You can bet your hip replacement on it.
Finally, my favorite deflationist, Gary Shilling was interviewed on Yahoo's Tech Ticker on Monday warning us that the age of deleveraging is upon us:
The key to understanding the difference between today's economic weakness and normal economic weakness, Gary says, is to look at the past 30 years.
Beginning in 1982, Americans spent their way to apparent prosperity. Savings rates plummeted, as consumers spent almost everything they earned. Home equity withdrawals soared, as consumers realized they could use their rapidly appreciating houses as personal ATM machines. And, across the economy, total debt surged to a previously unheard-of 375% of GDP.
But now all those forces have reversed. Savings rates are climbing again, as consumers realize they have almost nothing left to retire on. Home equity withdrawals have ceased, because house prices have stopped appreciating and started falling (Gary thinks they'll fall another 20%). And consumers are looking at ways to reduce their debts, not borrow more money.
These trends will continue for at least another decade, Gary Shilling thinks. He lays out this theory in his new book, "The Age Of Deleveraging."
The economy will grow in the next decade, Gary says, but it will grow much more slowly than it has grown in the past. Unemployment will remain high. Consumers will continue to be forced to embrace a new frugality. And no matter how cheap the Fed makes money, overall borrowing will continue to decrease.
In the process of this, stocks will do poorly. House prices will fall another 20%. Only Treasury bonds will do well.
Only Treasury bonds will do well? I'm not as sure as Mr. Shilling about bonds, but you can listen to the interview below and make up your own mind.
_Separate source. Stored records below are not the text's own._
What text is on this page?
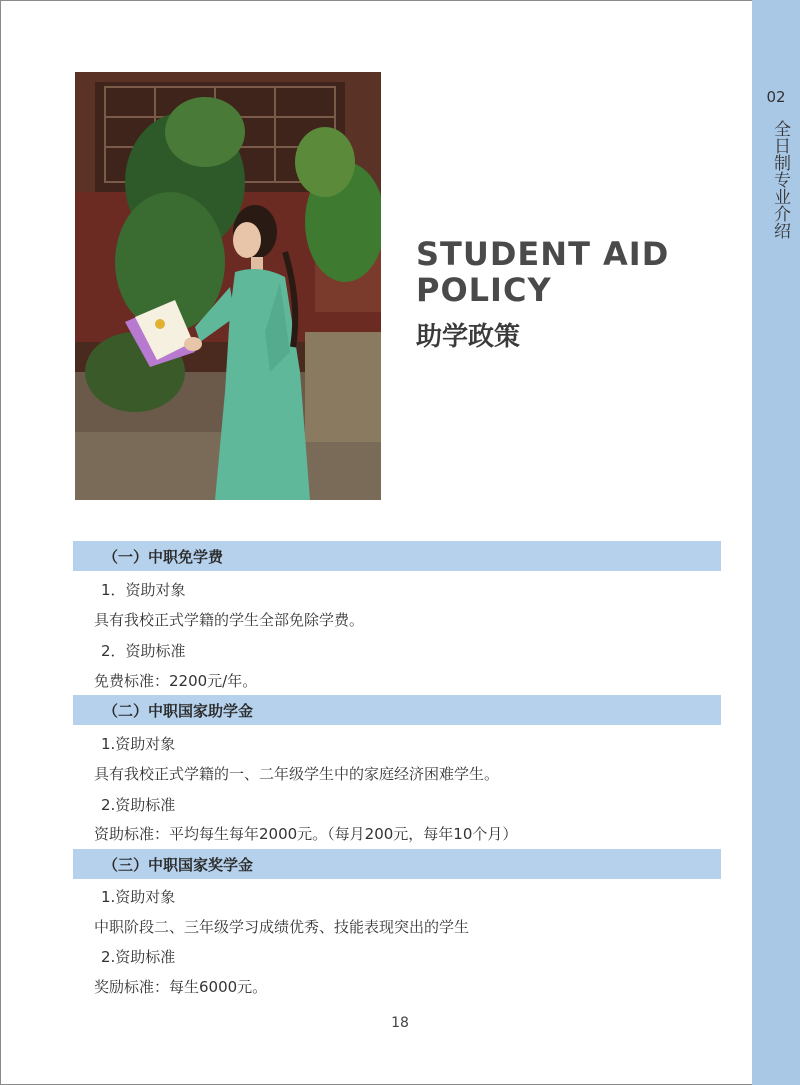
02
全日制专业介绍
STUDENT AID
POLICY
助学政策
（一）中职免学费
1．资助对象
具有我校正式学籍的学生全部免除学费。
2．资助标准
免费标准：2200元/年。
（二）中职国家助学金
1.资助对象
具有我校正式学籍的一、二年级学生中的家庭经济困难学生。
2.资助标准
资助标准：平均每生每年2000元。（每月200元，每年10个月）
（三）中职国家奖学金
1.资助对象
中职阶段二、三年级学习成绩优秀、技能表现突出的学生
2.资助标准
奖励标准：每生6000元。
18
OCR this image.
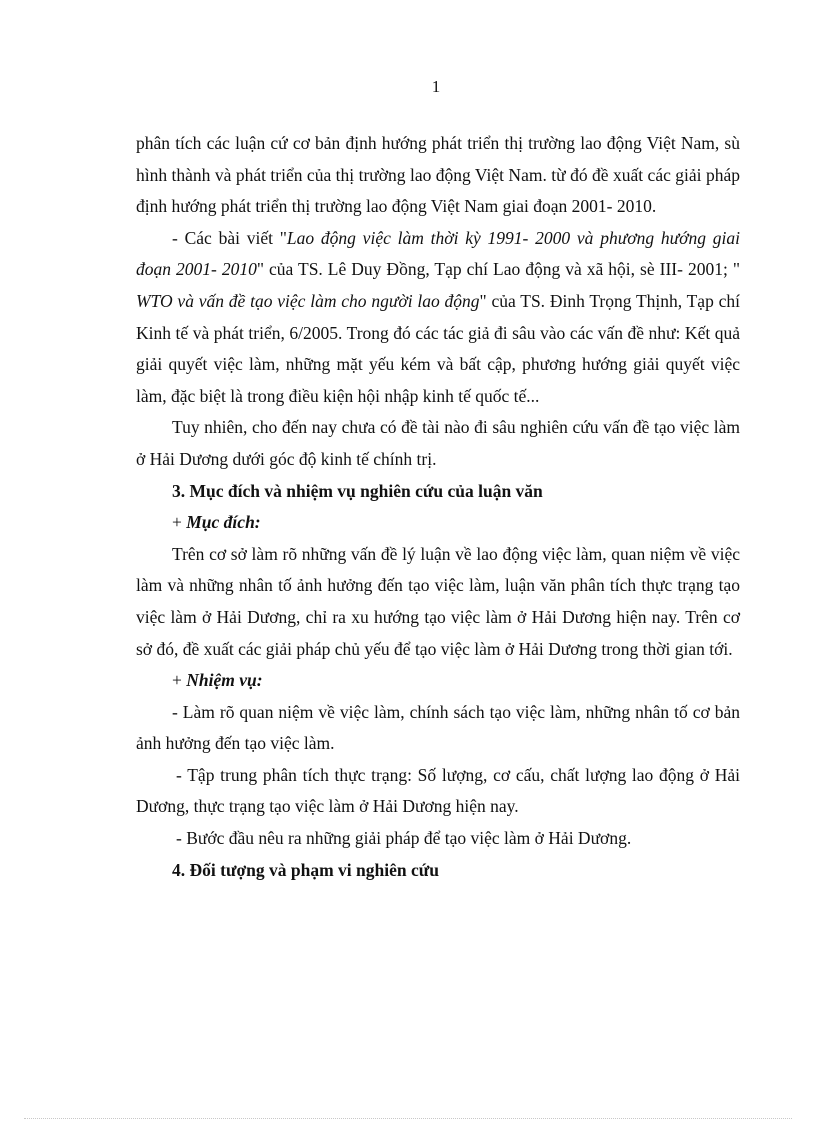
1

phân tích các luận cứ cơ bản định hướng phát triển thị trường lao động Việt Nam, sù hình thành và phát triển của thị trường lao động Việt Nam. từ đó đề xuất các giải pháp định hướng phát triển thị trường lao động Việt Nam giai đoạn 2001- 2010.

- Các bài viết "Lao động việc làm thời kỳ 1991- 2000 và phương hướng giai đoạn 2001- 2010" của TS. Lê Duy Đồng, Tạp chí Lao động và xã hội, sè III- 2001; " WTO và vấn đề tạo việc làm cho người lao động" của TS. Đinh Trọng Thịnh, Tạp chí Kinh tế và phát triển, 6/2005. Trong đó các tác giả đi sâu vào các vấn đề như: Kết quả giải quyết việc làm, những mặt yếu kém và bất cập, phương hướng giải quyết việc làm, đặc biệt là trong điều kiện hội nhập kinh tế quốc tế...

Tuy nhiên, cho đến nay chưa có đề tài nào đi sâu nghiên cứu vấn đề tạo việc làm ở Hải Dương dưới góc độ kinh tế chính trị.

3. Mục đích và nhiệm vụ nghiên cứu của luận văn

+ Mục đích:

Trên cơ sở làm rõ những vấn đề lý luận về lao động việc làm, quan niệm về việc làm và những nhân tố ảnh hưởng đến tạo việc làm, luận văn phân tích thực trạng tạo việc làm ở Hải Dương, chỉ ra xu hướng tạo việc làm ở Hải Dương hiện nay. Trên cơ sở đó, đề xuất các giải pháp chủ yếu để tạo việc làm ở Hải Dương trong thời gian tới.

+ Nhiệm vụ:

- Làm rõ quan niệm về việc làm, chính sách tạo việc làm, những nhân tố cơ bản ảnh hưởng đến tạo việc làm.

- Tập trung phân tích thực trạng: Số lượng, cơ cấu, chất lượng lao động ở Hải Dương, thực trạng tạo việc làm ở Hải Dương hiện nay.

- Bước đầu nêu ra những giải pháp để tạo việc làm ở Hải Dương.

4. Đối tượng và phạm vi nghiên cứu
One thing I'm sure of is we're well on our way towards widespread pension poverty. These markets are brutal even for the best money managers. And we expect individuals to take care of their investments and save enough to enjoy a decent retirement? Good luck, this mess is going to end up costing taxpayers billions in healthcare and social costs. Unfortunately, policymakers have yet to grasp the long-term implications of pension poverty. When they do wake up, it's going to be too late.